The next morning we were invited to Parimala’s (actual) sister’s house in a nearby village for iidli sambar, a very common breakfast made of poached rice balls and curry sauce. We caught the attention of some young engineering students who wanted to practice their English with us. It wasn’t long before their father invited us into their house for some chai! The Indians are so hospitable; it doesn’t matter whether they have a tiny 1 room house or a mansion, they always want to make you feel welcome.
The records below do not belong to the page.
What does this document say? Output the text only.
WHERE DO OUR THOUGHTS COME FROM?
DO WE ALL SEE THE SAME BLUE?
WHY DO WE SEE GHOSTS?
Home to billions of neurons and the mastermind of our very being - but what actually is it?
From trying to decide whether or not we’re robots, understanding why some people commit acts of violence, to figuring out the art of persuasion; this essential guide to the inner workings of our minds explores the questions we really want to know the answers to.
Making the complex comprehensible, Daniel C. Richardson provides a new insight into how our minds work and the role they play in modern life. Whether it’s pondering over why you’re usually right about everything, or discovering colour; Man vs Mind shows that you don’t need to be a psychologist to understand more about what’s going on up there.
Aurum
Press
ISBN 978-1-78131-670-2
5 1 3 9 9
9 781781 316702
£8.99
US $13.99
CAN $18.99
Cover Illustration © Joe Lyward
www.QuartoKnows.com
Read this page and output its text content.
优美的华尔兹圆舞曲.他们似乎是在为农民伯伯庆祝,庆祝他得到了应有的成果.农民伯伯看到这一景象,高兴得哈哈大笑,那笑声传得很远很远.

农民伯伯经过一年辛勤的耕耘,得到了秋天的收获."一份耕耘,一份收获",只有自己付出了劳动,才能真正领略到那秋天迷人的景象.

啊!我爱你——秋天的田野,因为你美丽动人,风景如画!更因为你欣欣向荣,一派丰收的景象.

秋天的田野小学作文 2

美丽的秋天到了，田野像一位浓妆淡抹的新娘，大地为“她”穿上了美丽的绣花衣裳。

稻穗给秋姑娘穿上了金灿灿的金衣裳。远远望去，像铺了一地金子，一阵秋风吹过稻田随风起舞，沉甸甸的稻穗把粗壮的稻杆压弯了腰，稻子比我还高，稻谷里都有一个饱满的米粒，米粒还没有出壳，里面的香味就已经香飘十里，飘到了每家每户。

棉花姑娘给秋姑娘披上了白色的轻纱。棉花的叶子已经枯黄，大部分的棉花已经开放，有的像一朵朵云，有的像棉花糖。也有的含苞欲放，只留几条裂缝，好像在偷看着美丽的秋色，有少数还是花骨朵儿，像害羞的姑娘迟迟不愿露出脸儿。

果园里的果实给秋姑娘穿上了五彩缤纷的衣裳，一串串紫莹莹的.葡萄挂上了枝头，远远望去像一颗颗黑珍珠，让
We were soon summoned back to Parimala’s village as the bull racing had started. The bulls are dressed up like Christmas trees with coloured rope, tinsel and bells. The cows were lined up and made to race down the main road of the village. It was very entertaining to watch but the cows were treated pretty roughly and we couldn’t help but think that it was probably the only day of the year that it wasn’t great to be a cow in India. So, we found it hilarious when they decided to buck and run into people’s houses!
After watching over 100 bulls gallop down the street, it was time to leave as we had to get back to work. What an opportunity of a lifetime. Money couldn’t have bought the experience and we are so grateful to Parimala and her family for their hospitality. Until next year!